Victoria’s Secret on Tuesday reported Q1 net sales fell 4.5% to $1.5 billion, coming in at the high-end of its guidance and beating analysts’ expectations. Taking out the effect of last year’s federal pandemic relief, which the company estimates led to some $75 million in revenue, net sales were essentially flat year over year.
Total comps, including e-commerce, were down 8%, but store-only comps were down 3%, according to a company press release. Inventories were up 37%, mostly due to longer transit times as ocean freight resumes, higher cost of goods due to inflation and merchandising decisions, per an earnings commentary.
Net income fell 53.6% to $80.8 million. Gross margin shrank by 660 basis points to 36.6%, due to about $80 million in supply chain costs and compared to higher-margin sales thanks to last year’s stimulus.
Despite a challenging quarter for apparel retailers largely shaped by outside forces, Victoria's Secret sounds firmly in control.
Speaking to analysts Wednesday morning, CEO Martin Waters cited NPD Group data showing that the retailer is recapturing sales that it had been losing to rivals.
"We're in the merchandise business, so our results are fundamentally based on how good we are at generating new products that resonate well with the consumer, and I think we have done a very good job in the category that's most important to us, and that is bras," he said. "We have arrested the decline in market share and actually built market share."
The retailer is accomplishing that in a wide variety of ways, including selling select products via Amazon; investing in and partnering with upstart brands, many led by women; a new inclusive DTC brand, Happy Nation, that Waters said has had a strong start; and by piloting a "store of the future" concept.
"As a result, the brand has seen meaningful profitability improvements over the past several quarters and proven itself to be one of the few companies that emerged from 2020 as a stronger business than when it went in," Wells Fargo analysts led by Ike Boruchow said in emailed comments, saying the retailer's "recovery story" is "undervalued," with more to come.

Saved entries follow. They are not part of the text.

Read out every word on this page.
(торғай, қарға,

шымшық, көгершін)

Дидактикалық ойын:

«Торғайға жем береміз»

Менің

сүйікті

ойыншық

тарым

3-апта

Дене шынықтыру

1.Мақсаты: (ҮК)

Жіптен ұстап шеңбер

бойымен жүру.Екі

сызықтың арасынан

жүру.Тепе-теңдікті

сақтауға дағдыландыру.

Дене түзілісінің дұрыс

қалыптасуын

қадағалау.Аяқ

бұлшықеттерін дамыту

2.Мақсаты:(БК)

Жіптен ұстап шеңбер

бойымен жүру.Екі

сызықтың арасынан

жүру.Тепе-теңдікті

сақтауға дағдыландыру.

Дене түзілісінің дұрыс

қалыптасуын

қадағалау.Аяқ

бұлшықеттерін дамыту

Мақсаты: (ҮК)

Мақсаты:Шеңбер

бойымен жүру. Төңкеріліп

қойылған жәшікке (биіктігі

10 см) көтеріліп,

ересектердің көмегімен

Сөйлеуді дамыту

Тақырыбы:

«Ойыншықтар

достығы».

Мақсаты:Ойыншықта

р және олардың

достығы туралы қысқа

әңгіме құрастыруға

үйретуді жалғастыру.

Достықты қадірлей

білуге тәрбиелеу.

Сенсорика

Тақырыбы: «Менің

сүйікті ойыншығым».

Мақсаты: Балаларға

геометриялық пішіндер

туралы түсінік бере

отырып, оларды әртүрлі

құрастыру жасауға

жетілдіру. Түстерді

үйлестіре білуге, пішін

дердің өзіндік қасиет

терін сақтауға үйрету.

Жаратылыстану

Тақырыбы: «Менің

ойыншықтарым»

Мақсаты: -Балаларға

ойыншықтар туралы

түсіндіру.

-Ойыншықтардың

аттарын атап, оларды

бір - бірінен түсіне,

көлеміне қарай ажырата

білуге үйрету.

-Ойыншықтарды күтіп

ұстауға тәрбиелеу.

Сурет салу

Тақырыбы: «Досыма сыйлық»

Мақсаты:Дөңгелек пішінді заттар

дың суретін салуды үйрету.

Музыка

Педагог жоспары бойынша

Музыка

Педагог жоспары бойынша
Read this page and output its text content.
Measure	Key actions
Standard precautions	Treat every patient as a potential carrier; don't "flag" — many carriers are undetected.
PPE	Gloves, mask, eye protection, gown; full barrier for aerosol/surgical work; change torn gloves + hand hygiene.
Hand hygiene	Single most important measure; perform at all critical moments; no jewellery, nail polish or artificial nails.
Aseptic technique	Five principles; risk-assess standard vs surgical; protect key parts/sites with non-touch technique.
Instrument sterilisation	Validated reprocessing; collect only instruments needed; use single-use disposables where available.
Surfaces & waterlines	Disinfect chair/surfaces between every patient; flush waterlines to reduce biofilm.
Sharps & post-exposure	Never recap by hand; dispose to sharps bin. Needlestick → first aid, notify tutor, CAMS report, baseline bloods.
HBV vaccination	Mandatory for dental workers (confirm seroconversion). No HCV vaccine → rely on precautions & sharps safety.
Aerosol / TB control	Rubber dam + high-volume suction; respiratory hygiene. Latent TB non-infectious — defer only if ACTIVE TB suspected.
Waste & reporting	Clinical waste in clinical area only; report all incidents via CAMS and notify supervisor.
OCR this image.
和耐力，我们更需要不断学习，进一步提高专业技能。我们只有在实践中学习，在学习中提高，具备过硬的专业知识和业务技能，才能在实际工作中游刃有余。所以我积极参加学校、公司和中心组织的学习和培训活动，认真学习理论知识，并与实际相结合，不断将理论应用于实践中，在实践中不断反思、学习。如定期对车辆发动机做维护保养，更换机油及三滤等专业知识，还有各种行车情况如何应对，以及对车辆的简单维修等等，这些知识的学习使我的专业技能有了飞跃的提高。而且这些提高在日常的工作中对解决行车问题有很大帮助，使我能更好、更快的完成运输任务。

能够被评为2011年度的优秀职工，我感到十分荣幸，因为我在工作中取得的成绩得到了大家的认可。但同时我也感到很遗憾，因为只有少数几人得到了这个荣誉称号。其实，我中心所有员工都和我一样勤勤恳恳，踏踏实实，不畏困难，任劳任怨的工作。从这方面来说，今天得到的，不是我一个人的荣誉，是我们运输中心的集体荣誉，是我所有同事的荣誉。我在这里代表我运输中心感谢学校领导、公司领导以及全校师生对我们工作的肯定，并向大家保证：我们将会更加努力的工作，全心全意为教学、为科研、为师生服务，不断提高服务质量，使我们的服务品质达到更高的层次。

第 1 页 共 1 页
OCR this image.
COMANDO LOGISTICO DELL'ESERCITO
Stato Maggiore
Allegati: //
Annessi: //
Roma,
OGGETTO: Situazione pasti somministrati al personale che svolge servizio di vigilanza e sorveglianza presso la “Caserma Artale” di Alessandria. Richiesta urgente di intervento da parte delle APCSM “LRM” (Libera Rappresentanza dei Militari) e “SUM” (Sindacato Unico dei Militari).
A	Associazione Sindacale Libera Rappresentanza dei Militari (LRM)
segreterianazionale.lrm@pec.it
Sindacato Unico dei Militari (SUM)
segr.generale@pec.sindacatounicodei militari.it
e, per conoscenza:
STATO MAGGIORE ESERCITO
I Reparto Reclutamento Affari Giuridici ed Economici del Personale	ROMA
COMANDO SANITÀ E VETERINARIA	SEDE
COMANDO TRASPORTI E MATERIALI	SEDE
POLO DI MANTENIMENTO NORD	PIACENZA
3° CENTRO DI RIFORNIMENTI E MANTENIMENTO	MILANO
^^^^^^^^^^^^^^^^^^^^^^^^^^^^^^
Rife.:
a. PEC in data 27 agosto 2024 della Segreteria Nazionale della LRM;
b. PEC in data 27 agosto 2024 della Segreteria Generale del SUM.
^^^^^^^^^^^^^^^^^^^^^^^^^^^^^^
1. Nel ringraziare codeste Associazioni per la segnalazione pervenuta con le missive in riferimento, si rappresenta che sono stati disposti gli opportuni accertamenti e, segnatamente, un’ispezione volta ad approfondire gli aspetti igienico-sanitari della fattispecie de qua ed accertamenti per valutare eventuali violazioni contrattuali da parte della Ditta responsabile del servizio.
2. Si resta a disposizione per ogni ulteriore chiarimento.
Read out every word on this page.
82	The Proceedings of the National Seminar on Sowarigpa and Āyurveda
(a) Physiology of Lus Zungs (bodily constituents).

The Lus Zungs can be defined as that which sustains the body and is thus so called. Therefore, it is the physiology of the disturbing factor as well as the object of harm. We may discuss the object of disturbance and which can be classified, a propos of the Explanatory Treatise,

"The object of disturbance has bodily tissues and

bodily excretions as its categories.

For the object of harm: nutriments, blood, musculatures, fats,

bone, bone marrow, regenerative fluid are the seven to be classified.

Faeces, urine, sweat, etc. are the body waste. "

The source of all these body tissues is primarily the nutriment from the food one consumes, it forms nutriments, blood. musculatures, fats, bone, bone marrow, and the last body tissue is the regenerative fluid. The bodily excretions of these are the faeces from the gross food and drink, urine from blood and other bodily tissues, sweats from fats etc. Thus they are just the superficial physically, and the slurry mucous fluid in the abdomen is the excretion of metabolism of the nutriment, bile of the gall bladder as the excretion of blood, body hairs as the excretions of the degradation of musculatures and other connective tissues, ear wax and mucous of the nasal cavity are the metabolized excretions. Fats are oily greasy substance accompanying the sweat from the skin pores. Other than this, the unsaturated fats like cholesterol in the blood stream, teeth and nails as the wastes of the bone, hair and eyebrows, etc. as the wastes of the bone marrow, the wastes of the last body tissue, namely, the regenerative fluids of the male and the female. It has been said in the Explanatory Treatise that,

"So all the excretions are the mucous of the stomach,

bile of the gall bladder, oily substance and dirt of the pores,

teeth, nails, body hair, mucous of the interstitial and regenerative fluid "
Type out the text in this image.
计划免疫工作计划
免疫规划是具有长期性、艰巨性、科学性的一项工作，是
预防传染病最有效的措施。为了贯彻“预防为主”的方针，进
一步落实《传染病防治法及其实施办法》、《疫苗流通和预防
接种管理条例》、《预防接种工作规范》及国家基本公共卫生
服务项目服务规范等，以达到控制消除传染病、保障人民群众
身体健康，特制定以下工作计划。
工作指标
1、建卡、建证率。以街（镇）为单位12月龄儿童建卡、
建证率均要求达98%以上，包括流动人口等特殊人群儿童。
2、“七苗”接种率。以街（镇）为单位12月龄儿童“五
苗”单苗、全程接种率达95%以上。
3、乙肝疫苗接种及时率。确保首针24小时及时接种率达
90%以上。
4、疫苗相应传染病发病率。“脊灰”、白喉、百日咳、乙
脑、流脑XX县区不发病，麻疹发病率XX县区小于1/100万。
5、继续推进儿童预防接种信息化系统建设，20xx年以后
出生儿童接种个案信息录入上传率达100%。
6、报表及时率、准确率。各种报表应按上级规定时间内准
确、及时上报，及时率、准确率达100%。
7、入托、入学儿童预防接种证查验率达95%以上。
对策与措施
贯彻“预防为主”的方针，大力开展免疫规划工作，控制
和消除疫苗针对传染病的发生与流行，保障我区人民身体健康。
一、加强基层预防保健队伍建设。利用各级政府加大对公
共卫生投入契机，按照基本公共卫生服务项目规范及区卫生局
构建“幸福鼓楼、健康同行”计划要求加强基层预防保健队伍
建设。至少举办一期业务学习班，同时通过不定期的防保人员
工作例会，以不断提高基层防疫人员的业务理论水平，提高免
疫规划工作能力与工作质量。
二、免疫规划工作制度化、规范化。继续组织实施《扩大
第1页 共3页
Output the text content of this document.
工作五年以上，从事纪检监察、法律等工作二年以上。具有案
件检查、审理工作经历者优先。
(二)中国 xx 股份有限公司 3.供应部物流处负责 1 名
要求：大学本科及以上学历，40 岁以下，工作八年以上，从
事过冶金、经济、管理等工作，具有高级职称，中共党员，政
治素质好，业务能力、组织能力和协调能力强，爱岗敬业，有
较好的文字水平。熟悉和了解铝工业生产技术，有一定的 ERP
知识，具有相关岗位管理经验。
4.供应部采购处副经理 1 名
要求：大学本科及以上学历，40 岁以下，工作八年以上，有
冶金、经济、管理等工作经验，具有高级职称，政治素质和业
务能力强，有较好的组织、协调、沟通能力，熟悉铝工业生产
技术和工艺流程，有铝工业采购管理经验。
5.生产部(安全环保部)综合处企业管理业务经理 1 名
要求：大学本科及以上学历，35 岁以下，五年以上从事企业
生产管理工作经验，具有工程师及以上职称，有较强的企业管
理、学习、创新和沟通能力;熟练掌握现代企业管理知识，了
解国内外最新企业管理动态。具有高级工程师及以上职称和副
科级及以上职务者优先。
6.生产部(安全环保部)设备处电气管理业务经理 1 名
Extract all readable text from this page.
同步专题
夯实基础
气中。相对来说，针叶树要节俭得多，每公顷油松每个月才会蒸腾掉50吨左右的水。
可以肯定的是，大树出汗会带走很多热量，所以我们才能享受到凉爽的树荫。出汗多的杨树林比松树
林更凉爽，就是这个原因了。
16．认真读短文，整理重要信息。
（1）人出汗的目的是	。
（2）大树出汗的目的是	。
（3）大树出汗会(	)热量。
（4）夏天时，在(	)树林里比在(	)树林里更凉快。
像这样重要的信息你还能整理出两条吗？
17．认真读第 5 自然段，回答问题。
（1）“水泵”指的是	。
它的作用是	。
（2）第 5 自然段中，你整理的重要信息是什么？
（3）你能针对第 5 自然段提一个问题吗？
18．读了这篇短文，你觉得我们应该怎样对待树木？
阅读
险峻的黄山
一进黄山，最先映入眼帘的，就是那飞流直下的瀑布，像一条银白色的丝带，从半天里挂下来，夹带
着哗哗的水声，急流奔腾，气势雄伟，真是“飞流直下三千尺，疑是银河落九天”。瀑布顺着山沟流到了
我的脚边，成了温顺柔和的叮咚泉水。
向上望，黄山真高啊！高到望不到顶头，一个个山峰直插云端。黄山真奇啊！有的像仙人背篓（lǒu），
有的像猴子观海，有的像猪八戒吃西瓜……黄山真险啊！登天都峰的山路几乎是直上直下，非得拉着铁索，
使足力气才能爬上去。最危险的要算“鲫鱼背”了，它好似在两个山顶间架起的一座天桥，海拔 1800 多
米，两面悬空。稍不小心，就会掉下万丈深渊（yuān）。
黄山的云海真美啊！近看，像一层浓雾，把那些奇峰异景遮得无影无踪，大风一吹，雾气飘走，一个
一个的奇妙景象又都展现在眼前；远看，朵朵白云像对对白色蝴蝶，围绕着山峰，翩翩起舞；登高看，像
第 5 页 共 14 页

Consumers' return to stores gave the retailer a boost in the quarter, Waters said. "We have over 800 points of distribution, we have the best fitting model in the industry, we have superior service. We're delighted to see that stores are roaring back and and that's helping our business considerably."
Mall traffic, however, is not back to pre-pandemic levels, and e-commerce sales declined, according to Waters. But the retailer's best customer shops both online and off, and "is three times more productive" than one who shops just one or the other. "I think you should expect to hear us talk less about channels in the future and more about customers,” he said.
Executives told analysts they expect margins to improve in coming months as supply chain headwinds abate, and that they're doing what they can to control costs and prices, including looking at the company's return policies. March was the quarter’s best month, with results deteriorating in April as the consumer became increasingly challenged.
However, Waters said the company is highly aware that with gas prices up 42% this year, Victoria's Secret will need to resort to promotions when they're necessary to make the sale.
"We have to be relevant, we have to give her compelling offers, and if that means leaning into promotionality a little bit more in order to make sure we get our fair share of her spend, that's what we will do," Waters said, adding that, "you've got to trust us that we're managing the variability to meet the needs of the customer and meet the profitability of the business."
Victoria's Secret has decided not to reopen its Russia stores. "We expect that there'll be no more business from that part of the world," he said.